In the Bronx’s Crotona Park East, where shopping opportunities are few and far between, residents are hoping for bargains once construction on the New Horizons mall is finished. But when retailers open their doors next spring, shoppers may find their cash in short supply in at least one store, where a $500 couch could run them upwards of $2,000.

Mid-Bronx Desperadoes (MBD), a neighborhood housing group, and the Local Initiatives Support Corporation (LISC), the national community development funder, joined forces to build the $30 million mall. Slated to open early next year, New Horizons is supposed to bring high-paying jobs and shopping opportunities to a neighborhood with high unemployment. But recently, both groups signed an agreement to bring in Rent-A-Center, a national chain of rent-to-own stores with a record of overcharging poor consumers.

“Community development by nonprofits should have some standards,” says Matthew Lee of Inner City Press, the Bronx watchdog that first criticized the agreement. “This is a company well known for ripping off the poor.”

Rent-A-Center tempts low-income buyers by offering immediate ownership of high-cost items like furniture and electronic appliances. No down payment, no credit check. For a weekly fee over an extended period-usually one or two year-the TV or sofa is yours. But there is a catch: Customers often end up paying three or four times the retail price.

“Rent-A-Center engages in a scheme designed to defraud the consumer,” said Leah Beth Guggenheimer, an attorney representing several dozen Bronx residents in a class action suit against the chain. By inflating the base price of their products, says Guggenheimer, the company violates a New York state law forbidding rent-to-own businesses from charging customers more than twice the item’s retail price.

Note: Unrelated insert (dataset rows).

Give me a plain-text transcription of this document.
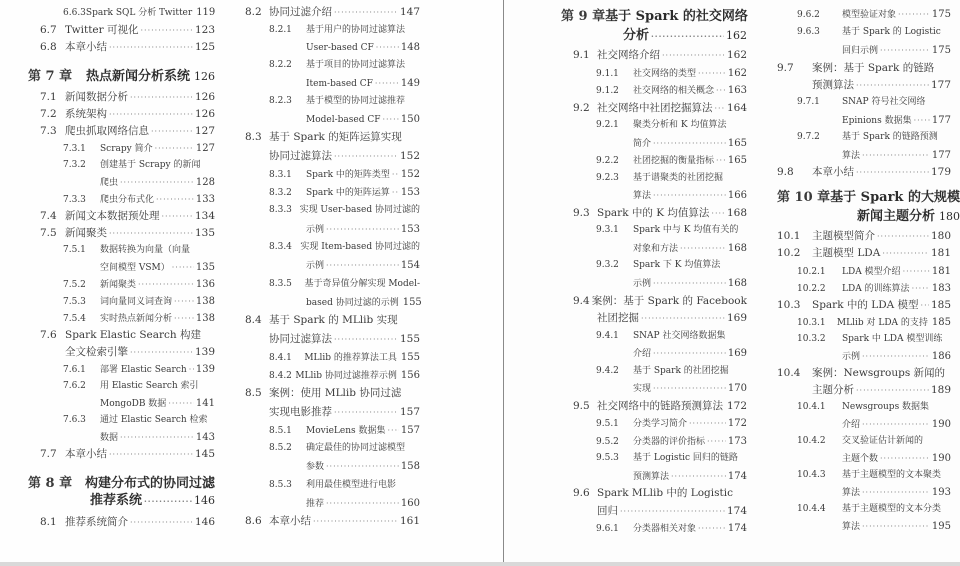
6.6.3 Spark SQL 分析 Twitter 119
6.7 Twitter 可视化 ·····	123
6.8 本章小结 ·····	125
第 7 章	热点新闻分析系统 126
7.1 新闻数据分析 ·····	126
7.2 系统架构 ·····	126
7.3 爬虫抓取网络信息 ·····	127
7.3.1	Scrapy 简介 ·····	127
7.3.2	创建基于 Scrapy 的新闻
爬虫 ·····	128
7.3.3	爬虫分布式化 ·····	133
7.4 新闻文本数据预处理 ·····	134
7.5 新闻聚类 ·····	135
7.5.1	数据转换为向量（向量
空间模型 VSM） ·····	135
7.5.2	新闻聚类 ·····	136
7.5.3	词向量同义词查询 ····· 138
7.5.4	实时热点新闻分析 ····· 138
7.6 Spark Elastic Search 构建
全文检索引擎 ·····	139
7.6.1	部署 Elastic Search ····· 139
7.6.2	用 Elastic Search 索引
MongoDB 数据 ·····	141
7.6.3	通过 Elastic Search 检索
数据 ·····	143
7.7 本章小结 ·····	145
第 8 章 构建分布式的协同过滤
推荐系统 ·····	146
8.1 推荐系统简介 ·····	146
8.2 协同过滤介绍 ·····	147
8.2.1	基于用户的协同过滤算法
User-based CF ·····	148
8.2.2	基于项目的协同过滤算法
Item-based CF ·····	149
8.2.3	基于模型的协同过滤推荐
Model-based CF ····· 150
8.3 基于 Spark 的矩阵运算实现
协同过滤算法 ·····	152
8.3.1	Spark 中的矩阵类型 ····· 152
8.3.2	Spark 中的矩阵运算 ····· 153
8.3.3 实现 User-based 协同过滤的
示例 ·····	153
8.3.4 实现 Item-based 协同过滤的
示例 ·····	154
8.3.5	基于奇异值分解实现 Model-
based 协同过滤的示例 155
8.4 基于 Spark 的 MLlib 实现
协同过滤算法 ·····	155
8.4.1	MLlib 的推荐算法工具 155
8.4.2 MLlib 协同过滤推荐示例 156
8.5 案例：使用 MLlib 协同过滤
实现电影推荐 ·····	157
8.5.1	MovieLens 数据集 ····· 157
8.5.2	确定最佳的协同过滤模型
参数 ·····	158
8.5.3	利用最佳模型进行电影
推荐 ·····	160
8.6 本章小结 ·····	161
第 9 章 基于 Spark 的社交网络
分析 ·····	162
9.1 社交网络介绍 ·····	162
9.1.1	社交网络的类型 ·····	162
9.1.2	社交网络的相关概念 ····· 163
9.2 社交网络中社团挖掘算法 ····· 164
9.2.1	聚类分析和 K 均值算法
简介 ·····	165
9.2.2	社团挖掘的衡量指标 ····· 165
9.2.3	基于谱聚类的社团挖掘
算法 ·····	166
9.3 Spark 中的 K 均值算法 ····· 168
9.3.1	Spark 中与 K 均值有关的
对象和方法 ·····	168
9.3.2	Spark 下 K 均值算法
示例 ·····	168
9.4 案例：基于 Spark 的 Facebook
社团挖掘 ·····	169
9.4.1	SNAP 社交网络数据集
介绍 ·····	169
9.4.2	基于 Spark 的社团挖掘
实现 ·····	170
9.5 社交网络中的链路预测算法 172
9.5.1	分类学习简介 ·····	172
9.5.2	分类器的评价指标 ····· 173
9.5.3	基于 Logistic 回归的链路
预测算法 ·····	174
9.6 Spark MLlib 中的 Logistic
回归 ·····	174
9.6.1	分类器相关对象 ·····	174
9.6.2	模型验证对象 ·····	175
9.6.3	基于 Spark 的 Logistic
回归示例 ·····	175
9.7	案例：基于 Spark 的链路
预测算法 ·····	177
9.7.1	SNAP 符号社交网络
Epinions 数据集 ····· 177
9.7.2	基于 Spark 的链路预测
算法 ·····	177
9.8	本章小结 ·····	179
第 10 章 基于 Spark 的大规模
新闻主题分析 180
10.1	主题模型简介 ·····	180
10.2	主题模型 LDA ·····	181
10.2.1	LDA 模型介绍 ·····	181
10.2.2	LDA 的训练算法 ····· 183
10.3	Spark 中的 LDA 模型 ····· 185
10.3.1	MLlib 对 LDA 的支持 185
10.3.2	Spark 中 LDA 模型训练
示例 ·····	186
10.4	案例：Newsgroups 新闻的
主题分析 ·····	189
10.4.1	Newsgroups 数据集
介绍 ·····	190
10.4.2	交叉验证估计新闻的
主题个数 ·····	190
10.4.3	基于主题模型的文本聚类
算法 ·····	193
10.4.4	基于主题模型的文本分类
算法 ·····	195
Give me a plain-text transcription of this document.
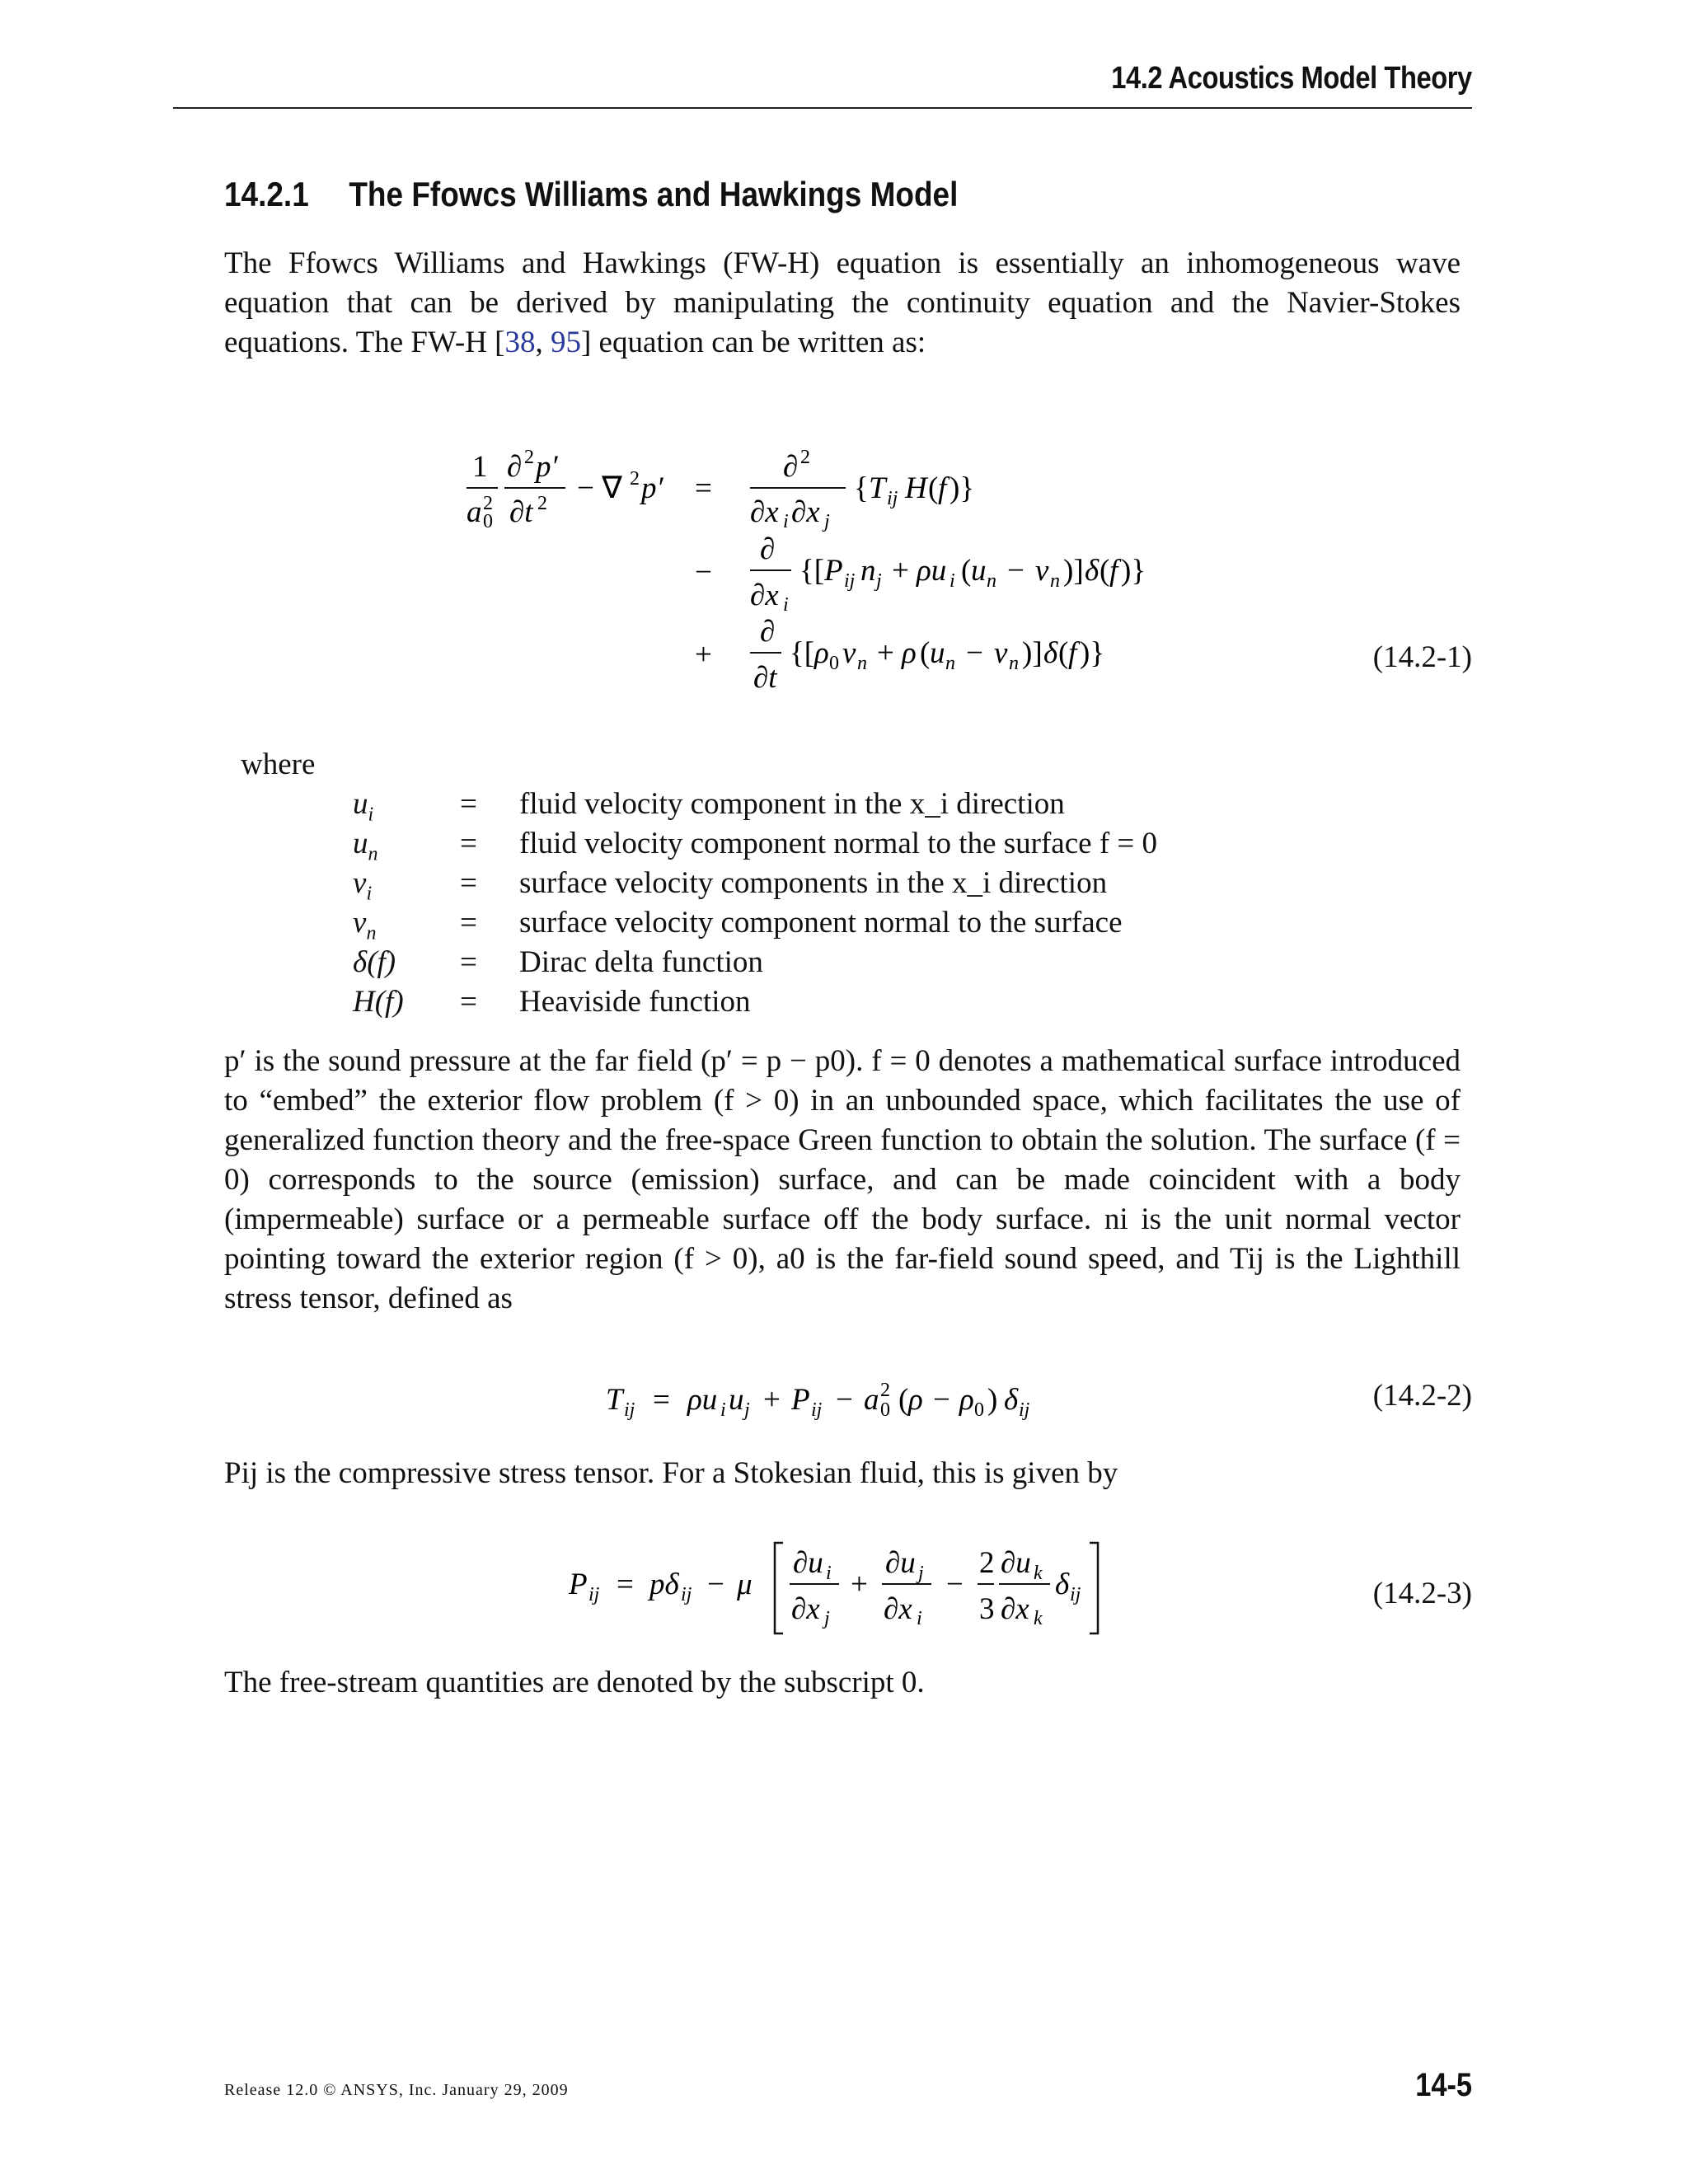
14.2 Acoustics Model Theory
14.2.1 The Ffowcs Williams and Hawkings Model
The Ffowcs Williams and Hawkings (FW-H) equation is essentially an inhomogeneous wave equation that can be derived by manipulating the continuity equation and the Navier-Stokes equations. The FW-H [38, 95] equation can be written as:
1
a 2
0
∂ 2 p′
∂t 2 − ∇ 2 p′ =
∂ 2
∂x i ∂x j
{ T ij H ( f )}
−
∂
∂x i
{[ P ij n j + ρu i ( u n − v n )] δ ( f )}
+
∂
∂t
{[ ρ 0 v n + ρ ( u n − v n )] δ ( f )}	(14.2-1)
where
$u_i$	= fluid velocity component in the x_i direction
$u_n$	= fluid velocity component normal to the surface f = 0
$v_i$	= surface velocity components in the x_i direction
$v_n$	= surface velocity component normal to the surface
δ(f) = Dirac delta function
H(f) = Heaviside function
p′ is the sound pressure at the far field (p′ = p − p0). f = 0 denotes a mathematical surface introduced to “embed” the exterior flow problem (f > 0) in an unbounded space, which facilitates the use of generalized function theory and the free-space Green function to obtain the solution. The surface (f = 0) corresponds to the source (emission) surface, and can be made coincident with a body (impermeable) surface or a permeable surface off the body surface. ni is the unit normal vector pointing toward the exterior region (f > 0), a0 is the far-field sound speed, and Tij is the Lighthill stress tensor, defined as
T ij = ρu i u j + P ij − a 2
0 ( ρ − ρ 0 ) δ ij	(14.2-2)
Pij is the compressive stress tensor. For a Stokesian fluid, this is given by
P ij = pδ ij − μ
∂u i
∂x j
+
∂u j
∂x i
−
2
3
∂u k
∂x k
δ ij	(14.2-3)
The free-stream quantities are denoted by the subscript 0.
Release 12.0 © ANSYS, Inc. January 29, 2009	14-5
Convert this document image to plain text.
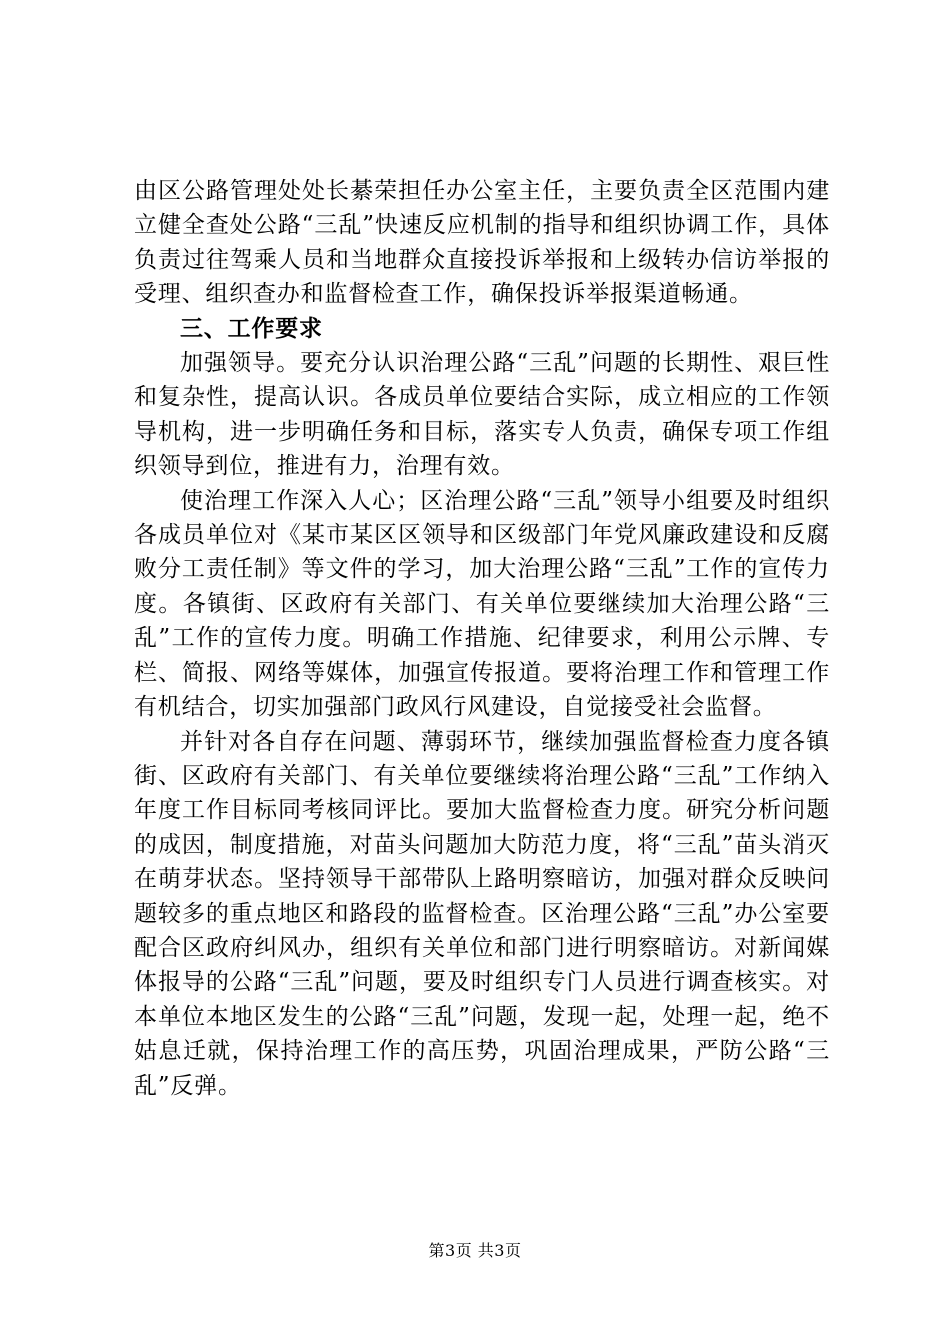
由区公路管理处处长綦荣担任办公室主任，主要负责全区范围内建立健全查处公路“三乱”快速反应机制的指导和组织协调工作，具体负责过往驾乘人员和当地群众直接投诉举报和上级转办信访举报的受理、组织查办和监督检查工作，确保投诉举报渠道畅通。

三、工作要求

加强领导。要充分认识治理公路“三乱”问题的长期性、艰巨性和复杂性，提高认识。各成员单位要结合实际，成立相应的工作领导机构，进一步明确任务和目标，落实专人负责，确保专项工作组织领导到位，推进有力，治理有效。

使治理工作深入人心；区治理公路“三乱”领导小组要及时组织各成员单位对《某市某区区领导和区级部门年党风廉政建设和反腐败分工责任制》等文件的学习，加大治理公路“三乱”工作的宣传力度。各镇街、区政府有关部门、有关单位要继续加大治理公路“三乱”工作的宣传力度。明确工作措施、纪律要求，利用公示牌、专栏、简报、网络等媒体，加强宣传报道。要将治理工作和管理工作有机结合，切实加强部门政风行风建设，自觉接受社会监督。

并针对各自存在问题、薄弱环节，继续加强监督检查力度各镇街、区政府有关部门、有关单位要继续将治理公路“三乱”工作纳入年度工作目标同考核同评比。要加大监督检查力度。研究分析问题的成因，制度措施，对苗头问题加大防范力度，将“三乱”苗头消灭在萌芽状态。坚持领导干部带队上路明察暗访，加强对群众反映问题较多的重点地区和路段的监督检查。区治理公路“三乱”办公室要配合区政府纠风办，组织有关单位和部门进行明察暗访。对新闻媒体报导的公路“三乱”问题，要及时组织专门人员进行调查核实。对本单位本地区发生的公路“三乱”问题，发现一起，处理一起，绝不姑息迁就，保持治理工作的高压势，巩固治理成果，严防公路“三乱”反弹。

第3页 共3页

The company refused to comment on the pending lawsuit, but Rent-A-Center president Mitch Fadel argued that it breaks no laws because consumers can back out of their agreements at any time. “It’s a misunderstood transaction,” he said. “It’s not about fraud. It’s about options.”

The courts haven’t agreed. In the past five years, Rent-A-Center has run up a tab of at least $80 million in legal settlements, including a $16 million payment to 20,000 Wisconsin customers who successfully argued the company had hidden interest rates.

But litigation hasn’t seemed to hurt their bottom line: Rent-A-Centers are sprouting across the city, with 25 currently in operation. That made it an attractive business for the mall’s investors, the Bank of New York and EAB, which urged MBD and LISC to include national chains with solid bottom lines.

“We were caught between a rock and a hard place,” said MBD Development Director Colette Gill. “We tried to pick tenants that satisfied funders and banks, but also satisfied what’s been a void of services in the community.” MBD did consider the social impact of each store it signed leases with, said Gill. Such concerns led them to reject a proposed liquor store–but not Rent-A-Center, which has eight stores in the borough already.

LISC’s concerns were narrower. “Our main criterion is that they’re capable of paying the rent,” said LISC program officer Rhonda Lewis.

They certainly are. The rent-to-own industry has been flourishing. “They target neighborhoods where people have bad credit and unstable income,” said Guggenheimer. “It’s very lucrative.”